Thursday, May 3, 2018

Biases in Social Science

 Madeline Kearns of National Review has written an excellent interview with Musa al-Gharbi of Heterodox Academy. It is frustrating to read about the biases in fields like sociology and social psychology.   My take is that there are three fallacies in the broad conversation, which includes most of what the academic reform movement has  been conversing about for the past 30 years:

First, social science is not science, and there will never be a scientific approach to hypothesis testing in subjects like sociology.  Economics is value free on the microeconomic level, but it will never be on the macroeconomic level.

The early days of social science were focused on problem solving,  and amateurs played the chief role until the late nineteenth century.  The establishment of professional social science coincided with the first research universities at places like Johns Hopkins and the Wharton School.  Social science struggled to become value free in the early twentieth century, but it never succeeded. In the late nineteenth century the Wharton School was founded to advocate for tariffs.  In the early days of professional sociology there were struggles between the advocates of a moralizing social work approach and a value free approach. The value free approach won, but never completely.  The half victory was largely overturned after the 1960s.   

 In the early days of the Harvard Business School, Edwin F. Gay advocated a case study approach to studying business. Until the 1950s the business schools did not tend to emphasize scientism.  The scientistic approach resulted from a push in the form of two major books, one by Gordon and Howell and the other by Pierson, funded by the Ford Foundation and the Carnegie Foundation.

Second, the academy is not reformable.  Colleges were chiefly Christian, with some engineering and practical, land grant institutions (which were also Christian), until the late 19th century. The establishment of Johns Hopkins led to an interest in adoption of the research university model, and Harvard soon followed.  The Carnegie Foundation and the General Education Board provided significant funding for colleges to professionalize along the lines of the research university model. In doing so, Abraham Flexner and his colleages at the foundations advocated and provided financial incentives for adoption of a principle of hierarchical emulation.  A few high-quality institutions would dominate, and other institutions would imitate. The principle of peer review precludes deviance, and that means political disagreement is foreclosed.  Departments and learned societies have evolved so that their cultures are rooted in political ideology. They view their political beliefs as moral.

Much of the conversation about university reform has assumed that universities can be changed as political candidates are changed. They cannot. They are rigid organizations that are difficult to change. Once the left-wing culture was instituted in the top-tier institutions, the cultures were set. The institutions will need to die rather than change.

It probably wasn't Flexner's or the foundations' intention to institute an ideologically left-wing university system, but from the 1920s, that was the effect, and the effect had to have been evident to the foundations. Burton Clark, in his classic The Distinctive College, notes that the colleges that were receiving support from the General Education Board had left-wing faculties, and the same institutions received the lion's share of media attention.  This was so even in the case of Reed, which was a brand new institution that received GEB funding and adopted a left-wing faculty from the inception.  The effect of de-Christianizing the colleges led to the hiring of mostly left-wing faculties.
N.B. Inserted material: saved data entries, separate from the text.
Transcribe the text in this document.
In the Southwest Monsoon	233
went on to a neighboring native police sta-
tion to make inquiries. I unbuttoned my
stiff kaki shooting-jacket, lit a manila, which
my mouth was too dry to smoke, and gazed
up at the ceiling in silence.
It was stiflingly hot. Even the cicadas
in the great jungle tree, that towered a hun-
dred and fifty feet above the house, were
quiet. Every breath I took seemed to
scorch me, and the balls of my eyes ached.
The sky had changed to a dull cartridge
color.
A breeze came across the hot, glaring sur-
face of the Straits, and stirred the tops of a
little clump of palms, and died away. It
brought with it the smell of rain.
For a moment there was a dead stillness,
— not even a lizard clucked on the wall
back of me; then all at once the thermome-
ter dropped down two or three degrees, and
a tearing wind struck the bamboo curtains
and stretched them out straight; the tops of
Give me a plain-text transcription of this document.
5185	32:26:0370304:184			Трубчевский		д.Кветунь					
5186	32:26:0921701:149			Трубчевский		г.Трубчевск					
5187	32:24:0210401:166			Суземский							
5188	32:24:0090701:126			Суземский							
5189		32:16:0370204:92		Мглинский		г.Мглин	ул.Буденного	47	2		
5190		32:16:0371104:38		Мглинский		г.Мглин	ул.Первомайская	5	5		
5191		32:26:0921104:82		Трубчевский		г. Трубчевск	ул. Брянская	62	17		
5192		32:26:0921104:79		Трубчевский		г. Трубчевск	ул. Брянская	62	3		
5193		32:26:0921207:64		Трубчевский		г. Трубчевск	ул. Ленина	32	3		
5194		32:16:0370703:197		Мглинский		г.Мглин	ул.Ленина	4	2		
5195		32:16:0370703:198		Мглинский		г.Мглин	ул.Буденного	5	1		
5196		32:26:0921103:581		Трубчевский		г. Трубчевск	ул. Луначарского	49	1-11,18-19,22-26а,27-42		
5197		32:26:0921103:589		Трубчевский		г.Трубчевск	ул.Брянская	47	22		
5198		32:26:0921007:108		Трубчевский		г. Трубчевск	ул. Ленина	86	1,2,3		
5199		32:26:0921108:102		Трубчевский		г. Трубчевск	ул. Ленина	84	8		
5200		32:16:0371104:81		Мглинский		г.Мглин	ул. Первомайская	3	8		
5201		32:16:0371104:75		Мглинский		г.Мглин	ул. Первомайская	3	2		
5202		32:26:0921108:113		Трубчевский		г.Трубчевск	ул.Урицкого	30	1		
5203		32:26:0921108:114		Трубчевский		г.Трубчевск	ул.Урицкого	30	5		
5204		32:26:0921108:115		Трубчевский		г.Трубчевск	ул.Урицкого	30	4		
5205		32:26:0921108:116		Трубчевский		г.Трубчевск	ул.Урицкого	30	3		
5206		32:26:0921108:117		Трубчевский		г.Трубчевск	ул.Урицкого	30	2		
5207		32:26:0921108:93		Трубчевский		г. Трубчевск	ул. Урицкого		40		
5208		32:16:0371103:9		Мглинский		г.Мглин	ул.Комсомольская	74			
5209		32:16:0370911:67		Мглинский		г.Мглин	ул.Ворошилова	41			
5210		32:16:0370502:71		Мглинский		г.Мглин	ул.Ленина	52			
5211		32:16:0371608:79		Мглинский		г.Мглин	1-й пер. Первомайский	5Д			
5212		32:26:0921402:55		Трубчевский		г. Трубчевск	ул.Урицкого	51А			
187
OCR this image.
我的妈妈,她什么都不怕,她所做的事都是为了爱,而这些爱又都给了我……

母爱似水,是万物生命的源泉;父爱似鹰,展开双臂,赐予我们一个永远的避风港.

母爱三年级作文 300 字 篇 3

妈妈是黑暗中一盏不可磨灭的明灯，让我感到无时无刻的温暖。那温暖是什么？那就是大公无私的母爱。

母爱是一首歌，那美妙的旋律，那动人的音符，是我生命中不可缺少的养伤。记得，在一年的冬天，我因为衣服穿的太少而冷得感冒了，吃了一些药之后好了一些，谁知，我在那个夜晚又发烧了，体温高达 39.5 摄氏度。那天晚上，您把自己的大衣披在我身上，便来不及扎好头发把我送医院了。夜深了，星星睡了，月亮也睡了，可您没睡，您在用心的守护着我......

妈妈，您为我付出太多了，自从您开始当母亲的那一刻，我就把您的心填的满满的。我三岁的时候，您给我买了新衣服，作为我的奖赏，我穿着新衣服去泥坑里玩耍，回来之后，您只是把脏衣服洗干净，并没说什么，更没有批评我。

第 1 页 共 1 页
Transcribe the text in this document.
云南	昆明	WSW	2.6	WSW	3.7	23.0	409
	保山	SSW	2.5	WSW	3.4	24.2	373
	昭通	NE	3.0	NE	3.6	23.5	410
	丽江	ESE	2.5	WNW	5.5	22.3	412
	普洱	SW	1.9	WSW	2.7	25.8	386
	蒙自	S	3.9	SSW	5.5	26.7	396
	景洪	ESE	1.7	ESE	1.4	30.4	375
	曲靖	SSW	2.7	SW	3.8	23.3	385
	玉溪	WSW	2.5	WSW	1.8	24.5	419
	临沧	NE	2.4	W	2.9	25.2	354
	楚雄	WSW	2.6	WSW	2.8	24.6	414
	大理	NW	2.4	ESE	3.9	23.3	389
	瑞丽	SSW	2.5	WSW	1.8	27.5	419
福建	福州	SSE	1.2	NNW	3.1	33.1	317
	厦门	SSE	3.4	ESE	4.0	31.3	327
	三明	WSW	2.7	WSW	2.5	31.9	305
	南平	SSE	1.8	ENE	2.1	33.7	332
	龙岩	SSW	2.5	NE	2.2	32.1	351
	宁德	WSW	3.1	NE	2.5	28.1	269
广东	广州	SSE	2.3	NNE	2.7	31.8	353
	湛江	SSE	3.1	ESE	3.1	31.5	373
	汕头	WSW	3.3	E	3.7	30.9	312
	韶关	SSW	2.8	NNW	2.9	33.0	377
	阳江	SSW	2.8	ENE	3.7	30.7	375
Perpendicular control coupled with scientism fates university social science to be locked in a narrowly defined ideology.  It could have gone differently: The ideology could have been that of James Burnham or Ludwig von Mises, but it wasn't.  It is unclear  but probably not the case that the Carnegie Foundation and the GEB consciously preferred left-wing academics, but in aiming to de-Christinaize the colleges that was what they did.

Third, as result, incremental reform is unlikely.  The perpendicular structure of journal editorships and the cultures in most social science departments prohibit it.